I started my career as a graphic designer, working mostly on print media, but dabbling in web design. At one point we held an event and I was tasked with shooting video interviews with the speakers. This was maybe ten years ago.
These were incredibly dull conferences, and incredibly dull speakers. Even if you were in the industry, it would take something special to hold you there until 5pm on Day 2.
That’s where it began for me. Since then, video content has skyrocketed.
But not all video is equal. Here are five things to keep in mind when you make the decision to hire in a videographer.
- Be crystal clear on the purpose
As with any marketing activity you need to be clear on what it is you want this video to achieve. Think about the outcome you want and how you can emotionally trigger the viewer to do that. I use that word “emotionally” because video is an incredibly emotional medium. I’ve made conference halls cry with video, and I’m quite proud of that. So be clear on how you want the audience to FEEL, and how that will help them to take the ACTION you want them to.
In my case, I made them cry because I wanted them to donate to the charity I was working with. It worked pretty well!
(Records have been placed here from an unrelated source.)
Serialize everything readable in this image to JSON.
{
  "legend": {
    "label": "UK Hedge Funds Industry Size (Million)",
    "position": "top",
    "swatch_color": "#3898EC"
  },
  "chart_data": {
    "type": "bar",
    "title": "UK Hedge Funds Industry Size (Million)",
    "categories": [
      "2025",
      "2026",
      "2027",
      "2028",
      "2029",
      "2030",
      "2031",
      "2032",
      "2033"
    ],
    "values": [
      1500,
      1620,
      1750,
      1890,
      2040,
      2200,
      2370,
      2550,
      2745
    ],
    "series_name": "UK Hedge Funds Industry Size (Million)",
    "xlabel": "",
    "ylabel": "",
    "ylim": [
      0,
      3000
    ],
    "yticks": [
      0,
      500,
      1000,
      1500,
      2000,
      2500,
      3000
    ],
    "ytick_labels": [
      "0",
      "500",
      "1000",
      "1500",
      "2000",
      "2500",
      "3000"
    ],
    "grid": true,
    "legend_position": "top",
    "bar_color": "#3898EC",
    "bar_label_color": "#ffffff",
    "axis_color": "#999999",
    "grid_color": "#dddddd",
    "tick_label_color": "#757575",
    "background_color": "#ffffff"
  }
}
2. Keep it short and sweet
“Filmmakers” are great at getting emotional responses, and nailing those incredibly artistic shots, but you need to remember that this video is competing with a million funny cats. There is ALWAYS a cat video standing by to steal your viewer. So if your video is for social media alone, you need to hit them quick. NO long slow drone-shot intros, NO flashy logo screens before your content, and NO video beyond 60–90 seconds. Don’t be swayed by the artistic integrity of your videographer, you need to grab your audience within the first 1–3 seconds and hook them in with your message.
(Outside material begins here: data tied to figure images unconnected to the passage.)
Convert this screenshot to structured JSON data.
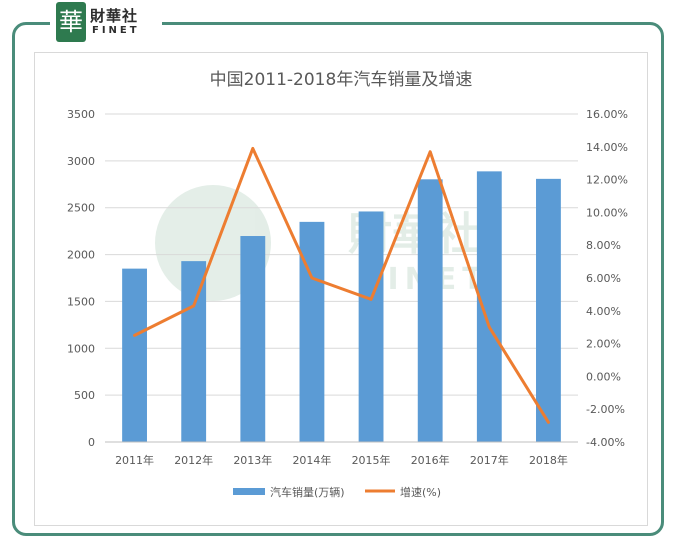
{
  "logo": {
    "seal_char": "華",
    "cn": "財華社",
    "en": "FINET"
  },
  "watermark": {
    "cn": "財華社",
    "en": "FINET"
  },
  "chart_data": {
    "type": "bar",
    "title": "中国2011-2018年汽车销量及增速",
    "categories": [
      "2011年",
      "2012年",
      "2013年",
      "2014年",
      "2015年",
      "2016年",
      "2017年",
      "2018年"
    ],
    "series": [
      {
        "name": "汽车销量(万辆)",
        "type": "bar",
        "axis": "left",
        "color": "#5b9bd5",
        "values": [
          1850,
          1930,
          2198,
          2349,
          2460,
          2803,
          2888,
          2808
        ]
      },
      {
        "name": "增速(%)",
        "type": "line",
        "axis": "right",
        "color": "#ed7d31",
        "values": [
          2.5,
          4.3,
          13.9,
          6.0,
          4.7,
          13.7,
          3.0,
          -2.8
        ]
      }
    ],
    "y_left": {
      "min": 0,
      "max": 3500,
      "ticks": [
        "0",
        "500",
        "1000",
        "1500",
        "2000",
        "2500",
        "3000",
        "3500"
      ]
    },
    "y_right": {
      "min": -4,
      "max": 16,
      "ticks": [
        "-4.00%",
        "-2.00%",
        "0.00%",
        "2.00%",
        "4.00%",
        "6.00%",
        "8.00%",
        "10.00%",
        "12.00%",
        "14.00%",
        "16.00%"
      ]
    },
    "grid": true,
    "legend_position": "bottom"
  }
}
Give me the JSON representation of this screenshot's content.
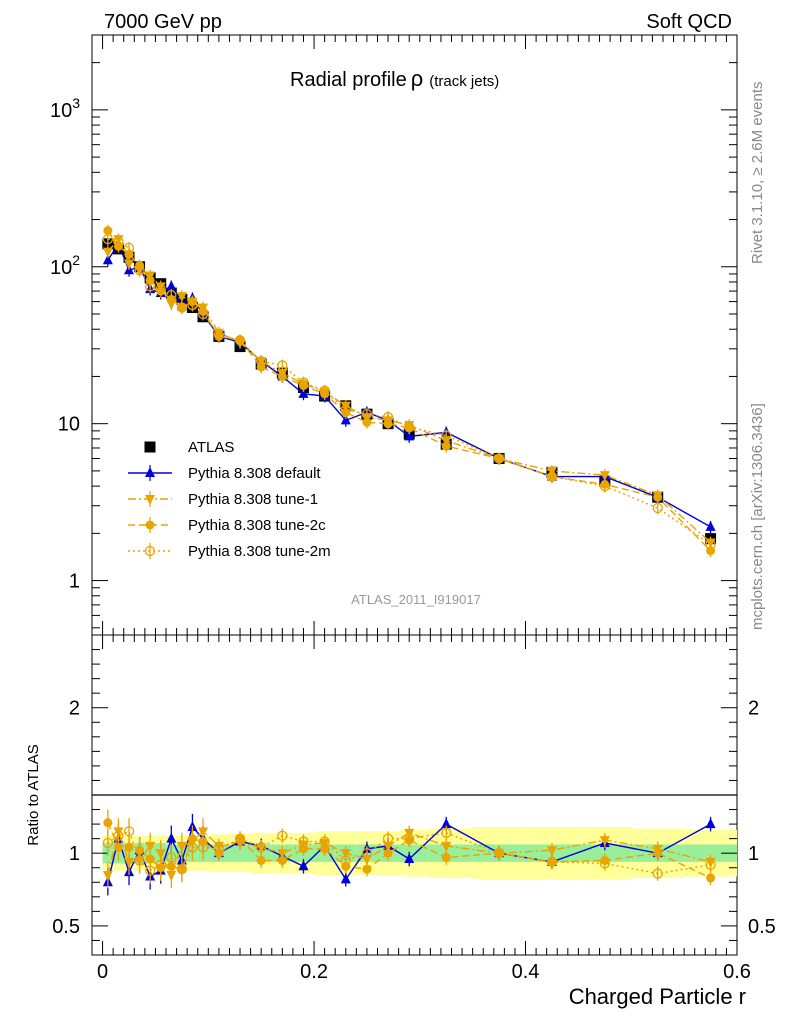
{
  "header": {
    "left": "7000 GeV pp",
    "right": "Soft QCD"
  },
  "side_labels": {
    "rivet": "Rivet 3.1.10, ≥ 2.6M events",
    "mcplots": "mcplots.cern.ch [arXiv:1306.3436]"
  },
  "chart_data": [
    {
      "type": "line",
      "panel": "main",
      "title": "Radial profile",
      "title_symbol": "ρ",
      "title_suffix": "(track jets)",
      "watermark": "ATLAS_2011_I919017",
      "xlabel": "Charged Particle r",
      "ylabel": "",
      "xlim": [
        -0.01,
        0.6
      ],
      "ylim": [
        0.45,
        3000
      ],
      "yscale": "log",
      "x_ticks": [
        "0",
        "0.2",
        "0.4",
        "0.6"
      ],
      "y_ticks": [
        "1",
        "10",
        "10^2",
        "10^3"
      ],
      "legend_position": "center-left",
      "x": [
        0.005,
        0.015,
        0.025,
        0.035,
        0.045,
        0.055,
        0.065,
        0.075,
        0.085,
        0.095,
        0.11,
        0.13,
        0.15,
        0.17,
        0.19,
        0.21,
        0.23,
        0.25,
        0.27,
        0.29,
        0.325,
        0.375,
        0.425,
        0.475,
        0.525,
        0.575
      ],
      "series": [
        {
          "name": "ATLAS",
          "style": "data",
          "color": "#000000",
          "values": [
            140,
            130,
            115,
            100,
            85,
            78,
            68,
            62,
            55,
            48,
            36,
            31,
            24,
            21,
            17,
            15,
            13,
            11.5,
            10,
            8.6,
            7.4,
            6.0,
            4.9,
            4.3,
            3.4,
            1.85
          ]
        },
        {
          "name": "Pythia 8.308 default",
          "style": "solid",
          "marker": "triangle-up",
          "color": "#0000dd",
          "values": [
            110,
            140,
            95,
            100,
            72,
            68,
            75,
            56,
            63,
            50,
            36,
            33,
            25,
            20,
            15.5,
            15,
            10.5,
            11.8,
            10.5,
            8.3,
            8.8,
            6.0,
            4.6,
            4.6,
            3.4,
            2.2
          ]
        },
        {
          "name": "Pythia 8.308 tune-1",
          "style": "dashdot",
          "marker": "triangle-down",
          "color": "#e8a400",
          "values": [
            125,
            150,
            105,
            95,
            88,
            75,
            58,
            65,
            60,
            55,
            38,
            33,
            25,
            21,
            18,
            16,
            13,
            11,
            10.5,
            9.8,
            7.8,
            6.0,
            5.0,
            4.7,
            3.5,
            1.75
          ]
        },
        {
          "name": "Pythia 8.308 tune-2c",
          "style": "dashed",
          "marker": "circle",
          "color": "#e8a400",
          "values": [
            170,
            135,
            120,
            102,
            82,
            70,
            62,
            55,
            60,
            52,
            36,
            34,
            23,
            20,
            17.5,
            15.5,
            11.8,
            10.2,
            10,
            9.4,
            7.2,
            6.0,
            4.6,
            4.1,
            3.4,
            1.55
          ]
        },
        {
          "name": "Pythia 8.308 tune-2m",
          "style": "dotted",
          "marker": "circle-open",
          "color": "#e8a400",
          "values": [
            150,
            145,
            132,
            95,
            75,
            72,
            66,
            55,
            57,
            50,
            37,
            34,
            25,
            23.5,
            18.3,
            16.2,
            12.3,
            11.5,
            11,
            9.5,
            8.4,
            6.0,
            4.6,
            4.0,
            2.9,
            1.7
          ]
        }
      ]
    },
    {
      "type": "line",
      "panel": "ratio",
      "title": "",
      "xlabel": "Charged Particle r",
      "ylabel": "Ratio to ATLAS",
      "xlim": [
        -0.01,
        0.6
      ],
      "ylim": [
        0.3,
        2.5
      ],
      "y_ticks": [
        "0.5",
        "1",
        "2"
      ],
      "x": [
        0.005,
        0.015,
        0.025,
        0.035,
        0.045,
        0.055,
        0.065,
        0.075,
        0.085,
        0.095,
        0.11,
        0.13,
        0.15,
        0.17,
        0.19,
        0.21,
        0.23,
        0.25,
        0.27,
        0.29,
        0.325,
        0.375,
        0.425,
        0.475,
        0.525,
        0.575
      ],
      "band_inner_halfwidth": [
        0.07,
        0.07,
        0.07,
        0.07,
        0.07,
        0.07,
        0.06,
        0.06,
        0.06,
        0.06,
        0.06,
        0.06,
        0.06,
        0.06,
        0.06,
        0.06,
        0.06,
        0.06,
        0.06,
        0.06,
        0.06,
        0.06,
        0.06,
        0.06,
        0.06,
        0.06
      ],
      "band_outer_halfwidth": [
        0.12,
        0.12,
        0.12,
        0.12,
        0.12,
        0.12,
        0.12,
        0.12,
        0.12,
        0.12,
        0.13,
        0.13,
        0.14,
        0.14,
        0.14,
        0.15,
        0.15,
        0.15,
        0.15,
        0.16,
        0.17,
        0.18,
        0.18,
        0.18,
        0.17,
        0.16
      ],
      "series": [
        {
          "name": "Pythia 8.308 default",
          "style": "solid",
          "marker": "triangle-up",
          "color": "#0000dd",
          "values": [
            0.8,
            1.1,
            0.87,
            1.02,
            0.84,
            0.88,
            1.1,
            0.95,
            1.18,
            1.1,
            1.0,
            1.08,
            1.05,
            0.98,
            0.91,
            1.05,
            0.82,
            1.03,
            1.05,
            0.96,
            1.2,
            1.0,
            0.94,
            1.07,
            1.0,
            1.2
          ]
        },
        {
          "name": "Pythia 8.308 tune-1",
          "style": "dashdot",
          "marker": "triangle-down",
          "color": "#e8a400",
          "values": [
            0.85,
            1.15,
            0.94,
            0.95,
            1.05,
            1.0,
            0.85,
            1.05,
            1.08,
            1.15,
            1.05,
            1.07,
            1.04,
            1.0,
            1.06,
            1.07,
            1.0,
            0.96,
            1.05,
            1.14,
            1.05,
            1.0,
            1.02,
            1.09,
            1.03,
            0.94
          ]
        },
        {
          "name": "Pythia 8.308 tune-2c",
          "style": "dashed",
          "marker": "circle",
          "color": "#e8a400",
          "values": [
            1.21,
            1.04,
            1.04,
            1.02,
            0.96,
            0.9,
            0.91,
            0.89,
            1.1,
            1.08,
            1.0,
            1.1,
            0.95,
            0.95,
            1.03,
            1.03,
            0.91,
            0.89,
            1.0,
            1.09,
            0.97,
            1.0,
            0.94,
            0.95,
            1.0,
            0.83
          ]
        },
        {
          "name": "Pythia 8.308 tune-2m",
          "style": "dotted",
          "marker": "circle-open",
          "color": "#e8a400",
          "values": [
            1.07,
            1.12,
            1.15,
            0.95,
            0.88,
            0.92,
            0.97,
            0.89,
            1.04,
            1.04,
            1.03,
            1.1,
            1.04,
            1.12,
            1.08,
            1.08,
            0.95,
            1.0,
            1.1,
            1.1,
            1.14,
            1.0,
            0.94,
            0.93,
            0.86,
            0.92
          ]
        }
      ]
    }
  ]
}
3. Use text with your video
You’ll have seen that most social videos now have subtitles. This is because most video is shown with sound off, then the viewer has to switch it on. So they need to be able to read what’s happening. Also use headlines on your video. Give your video a top and bottom panel, top for an attention-grabbing headline, and the bottom for the subtitles. Again, the artistic filmmaker with probably hate this, but this isn’t cinema, it’s social, and you need to literally grab your viewer by the shirt and drag them in to watch.
4. Hook — Intro — Content — Call to action
This is a little technical, but if you keep this in mind, you’ll be able to help your videographer nail your next video. The concept here is to kick off your video with a little hook — snippet of the big valuable piece of info that they’ll get later in the video. You’ll have them hooked, then hit them with the information that they didn’t come here to know, but that you want them to take in. Then hit them with the full piece of valuable information (the snippet replayed but in full detail), and the call to action. The call to action is the thing that asks them to do something right now.
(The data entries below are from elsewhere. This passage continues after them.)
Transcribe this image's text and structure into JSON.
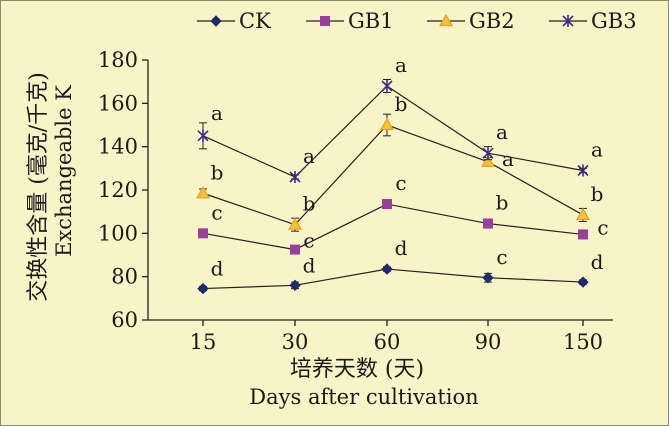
{
  "chart_data": {
    "type": "line",
    "categories": [
      "15",
      "30",
      "60",
      "90",
      "150"
    ],
    "ylabel_cn": "交换性含量 (毫克/千克)",
    "ylabel_en": "Exchangeable K",
    "xlabel_cn": "培养天数 (天)",
    "xlabel_en": "Days after cultivation",
    "ylim": [
      60,
      180
    ],
    "yticks": [
      "60",
      "80",
      "100",
      "120",
      "140",
      "160",
      "180"
    ],
    "legend_position": "top",
    "series": [
      {
        "name": "CK",
        "color": "#1f2a6b",
        "marker": "diamond",
        "values": [
          74.5,
          76,
          83.5,
          79.5,
          77.5
        ],
        "errors": [
          1,
          1.5,
          1,
          2,
          1
        ],
        "labels": [
          "d",
          "d",
          "d",
          "c",
          "d"
        ]
      },
      {
        "name": "GB1",
        "color": "#9b3f9b",
        "marker": "square",
        "values": [
          100,
          92.5,
          113.5,
          104.5,
          99.5
        ],
        "errors": [
          1.5,
          1.5,
          2,
          2,
          2
        ],
        "labels": [
          "c",
          "c",
          "c",
          "b",
          "c"
        ]
      },
      {
        "name": "GB2",
        "color": "#e6a21c",
        "marker": "triangle",
        "values": [
          118.5,
          104,
          150,
          133,
          108.5
        ],
        "errors": [
          2,
          3,
          5,
          2,
          3
        ],
        "labels": [
          "b",
          "b",
          "b",
          "a",
          "b"
        ]
      },
      {
        "name": "GB3",
        "color": "#3a2a8a",
        "marker": "star",
        "values": [
          145,
          126,
          168,
          137,
          129
        ],
        "errors": [
          6,
          1,
          3,
          3,
          1
        ],
        "labels": [
          "a",
          "a",
          "a",
          "a",
          "a"
        ]
      }
    ]
  }
}
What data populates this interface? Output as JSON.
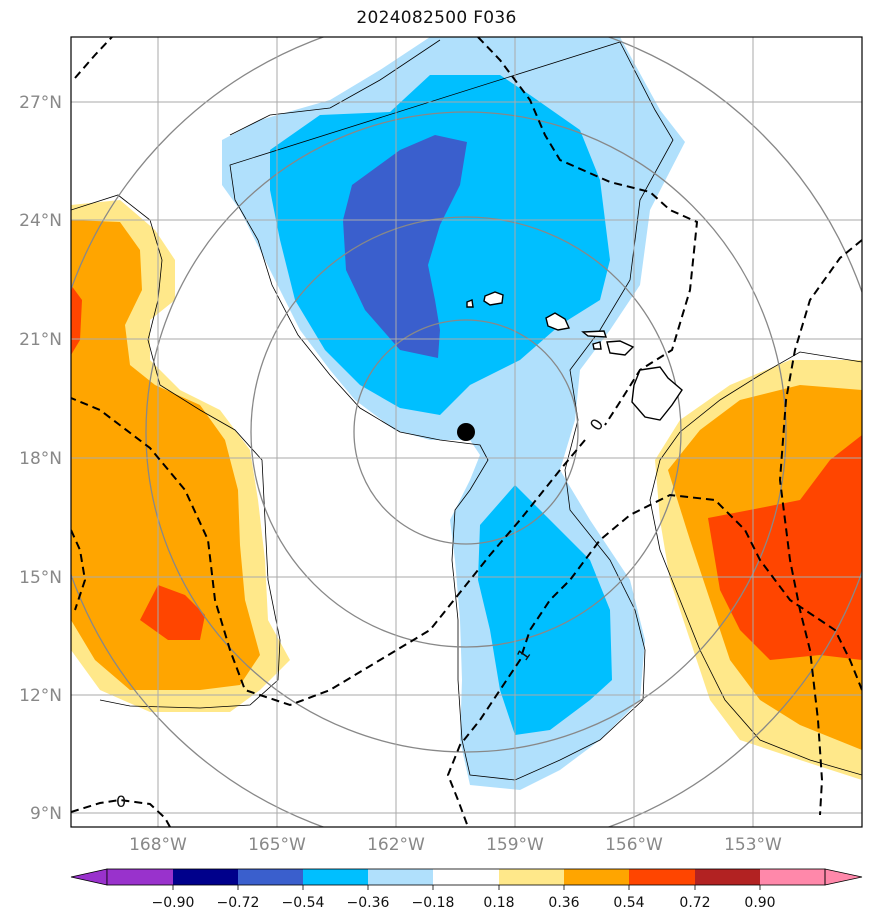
{
  "title": "2024082500 F036",
  "map": {
    "lat_labels": [
      "27°N",
      "24°N",
      "21°N",
      "18°N",
      "15°N",
      "12°N",
      "9°N"
    ],
    "lon_labels": [
      "168°W",
      "165°W",
      "162°W",
      "159°W",
      "156°W",
      "153°W"
    ],
    "contour_labels": [
      "0",
      "0",
      "1"
    ],
    "storm_marker": {
      "lat": 18.6,
      "lon": "160.2°W"
    }
  },
  "colorbar": {
    "labels": [
      "−0.90",
      "−0.72",
      "−0.54",
      "−0.36",
      "−0.18",
      "0.18",
      "0.36",
      "0.54",
      "0.72",
      "0.90"
    ],
    "colors": [
      "#9932cc",
      "#00008b",
      "#3a5fcd",
      "#00bfff",
      "#b0e0fc",
      "#ffffff",
      "#ffe88a",
      "#ffa500",
      "#ff4500",
      "#b22222",
      "#ff88aa",
      "#ff80b0"
    ]
  },
  "colors": {
    "grid": "#aaaaaa",
    "range_rings": "#888888",
    "coast": "#000000"
  }
}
Use graphics on the end to reinforce the call to action visually too. Now display your logo here if you want.
5. The perfect size (or aspect ratio)
The standard aspect ratio for video these days is 16:9. In Full HD that’s 1920x1080 pixels, or in 4K that’s 3840×2160 pixels. Sorry, that’s complicated- it’s a rectangle, the shape of your TV screen.
Now, strangley enough, this is not always the ideal size for your social media channels. At the moment, people are experimenting with video of different sizes, but the top performer and easiest for you to make use of across all (or most) channels is to go SQUARE. That’s 1080x1080 square video. Talk about this with your videographer.
There are two exceptions to this: 1. YouTube still prefers the traditional landscape 16:9 aspect ration. 2. Instagram/Facebook/Linkedin Stories, TikTok and Snapchat all prefer portrait 9:16, the same as YouTube just turned on its head. This presents a challenge because you don’t have much width, so talk this over with your videographer — and watch them squirm!
Ideally, when you get your content finalised you should have three versions, one 1:1, 16:9 and 9:16.
This is a quick overview of just five things you should consider before you hire in your videographer, or indeed just things to discuss with them before you sign the deal. Remember, this video must work for your purpose and above all else, it should grab the attention of your audience.